There are just a few ingredients and tools needed to make vinegar. A sterile ceramic or glass container with cheesecloth over the top is best to allow airflow and ventilation, and Red Wine, Water, and some form of “mother” are all that you need to get started. Once started, your vinegar needs to be fed on a weekly basis, taking care not to overfeed, with just a cup or so of red wine and a little bit of water.
The smell of your vinegar will change over time, going through a slightly unpleasant period of acetate aroma and settling into the more familiar vinegar ambrosia. The mother will also undergo many changes, keeping it necessary to attend to and stir your concoction as often as possible. Some people have been horrified to find a thick slimy film at the top of their vinegar, but this is indeed usually simply mother cultures that need to be re-submerged. Over the course of ten or so weeks your vinegar should transform from science project to tasty delight, a taste far superior to store bought red wine vinegar. And, of course, the best way to tell if it’s done is to taste it.

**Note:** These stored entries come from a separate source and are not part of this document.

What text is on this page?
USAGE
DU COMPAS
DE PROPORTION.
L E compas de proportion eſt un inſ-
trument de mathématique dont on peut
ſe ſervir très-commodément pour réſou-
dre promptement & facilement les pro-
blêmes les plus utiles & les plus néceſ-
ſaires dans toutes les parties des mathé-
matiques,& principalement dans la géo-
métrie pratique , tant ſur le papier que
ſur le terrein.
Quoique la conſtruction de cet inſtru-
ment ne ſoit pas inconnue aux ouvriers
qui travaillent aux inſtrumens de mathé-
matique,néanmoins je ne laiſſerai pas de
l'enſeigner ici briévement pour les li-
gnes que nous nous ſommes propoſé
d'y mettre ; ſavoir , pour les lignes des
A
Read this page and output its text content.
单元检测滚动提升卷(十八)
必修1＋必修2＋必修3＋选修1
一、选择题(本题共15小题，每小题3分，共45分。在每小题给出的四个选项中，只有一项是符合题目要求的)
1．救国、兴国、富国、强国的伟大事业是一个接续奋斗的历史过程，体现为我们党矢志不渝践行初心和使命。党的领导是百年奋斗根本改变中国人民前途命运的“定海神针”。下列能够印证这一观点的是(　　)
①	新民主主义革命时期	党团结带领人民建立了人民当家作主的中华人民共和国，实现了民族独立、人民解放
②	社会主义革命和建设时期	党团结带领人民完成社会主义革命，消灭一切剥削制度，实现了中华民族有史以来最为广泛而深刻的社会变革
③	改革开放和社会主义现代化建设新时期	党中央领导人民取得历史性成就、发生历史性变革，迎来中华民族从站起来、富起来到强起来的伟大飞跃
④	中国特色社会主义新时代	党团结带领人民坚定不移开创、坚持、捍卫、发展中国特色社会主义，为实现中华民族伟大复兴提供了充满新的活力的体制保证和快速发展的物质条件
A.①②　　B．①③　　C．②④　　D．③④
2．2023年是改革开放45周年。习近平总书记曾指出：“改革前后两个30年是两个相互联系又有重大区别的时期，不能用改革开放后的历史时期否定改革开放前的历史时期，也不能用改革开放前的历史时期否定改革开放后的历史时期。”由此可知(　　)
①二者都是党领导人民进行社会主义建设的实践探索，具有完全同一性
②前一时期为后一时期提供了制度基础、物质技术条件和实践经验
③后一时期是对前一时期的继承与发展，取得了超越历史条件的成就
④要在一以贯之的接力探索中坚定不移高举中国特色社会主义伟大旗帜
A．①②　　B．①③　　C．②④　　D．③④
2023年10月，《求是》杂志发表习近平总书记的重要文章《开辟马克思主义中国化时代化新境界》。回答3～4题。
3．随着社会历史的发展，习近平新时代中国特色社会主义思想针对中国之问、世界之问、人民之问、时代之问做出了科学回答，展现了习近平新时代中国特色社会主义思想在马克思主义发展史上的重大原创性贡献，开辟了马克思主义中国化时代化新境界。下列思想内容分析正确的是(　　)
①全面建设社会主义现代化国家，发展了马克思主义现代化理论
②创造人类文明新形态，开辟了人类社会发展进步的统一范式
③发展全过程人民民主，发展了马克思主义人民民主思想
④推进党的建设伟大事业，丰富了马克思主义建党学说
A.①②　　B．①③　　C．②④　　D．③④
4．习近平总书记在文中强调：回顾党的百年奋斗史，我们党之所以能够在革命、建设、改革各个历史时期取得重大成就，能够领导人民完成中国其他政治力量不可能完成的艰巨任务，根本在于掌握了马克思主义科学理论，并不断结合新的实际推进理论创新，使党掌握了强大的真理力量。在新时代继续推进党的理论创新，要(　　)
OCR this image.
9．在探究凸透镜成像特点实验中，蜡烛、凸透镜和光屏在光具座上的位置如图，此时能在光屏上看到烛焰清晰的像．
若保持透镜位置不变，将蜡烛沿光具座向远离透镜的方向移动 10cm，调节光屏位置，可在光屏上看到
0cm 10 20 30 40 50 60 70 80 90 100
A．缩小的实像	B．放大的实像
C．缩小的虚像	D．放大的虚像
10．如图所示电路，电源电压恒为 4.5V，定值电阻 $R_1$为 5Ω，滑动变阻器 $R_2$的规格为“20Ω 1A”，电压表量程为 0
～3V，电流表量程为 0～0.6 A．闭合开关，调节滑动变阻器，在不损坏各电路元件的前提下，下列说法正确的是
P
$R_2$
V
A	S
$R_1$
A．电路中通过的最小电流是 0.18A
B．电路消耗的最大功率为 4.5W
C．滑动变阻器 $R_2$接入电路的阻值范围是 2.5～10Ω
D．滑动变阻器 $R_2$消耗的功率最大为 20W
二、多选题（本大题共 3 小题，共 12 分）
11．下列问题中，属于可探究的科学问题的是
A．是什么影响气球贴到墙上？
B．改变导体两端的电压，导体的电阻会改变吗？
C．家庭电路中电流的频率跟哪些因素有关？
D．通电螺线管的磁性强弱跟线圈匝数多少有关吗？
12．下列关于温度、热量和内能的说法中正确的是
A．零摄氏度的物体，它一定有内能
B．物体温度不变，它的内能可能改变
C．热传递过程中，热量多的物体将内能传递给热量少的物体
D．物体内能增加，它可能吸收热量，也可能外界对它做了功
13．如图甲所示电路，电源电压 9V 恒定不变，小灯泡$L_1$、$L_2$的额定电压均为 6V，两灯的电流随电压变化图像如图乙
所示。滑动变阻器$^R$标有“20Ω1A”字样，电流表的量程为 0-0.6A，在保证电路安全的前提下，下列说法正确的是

Once finished, you may separate the vinegar from its “mommy” and pass it along for someone else’s pleasure or start another batch. The finished vinegar may be pasteurized for safekeeping, bottled as gifts, or stored in a container in the kitchen for continual use. Already in our household the vinegar has brought a little extra pizzazz to everything from salad dressing to lemonade while hopefully adding a healthy dose of live bacteria to our active lifestyle.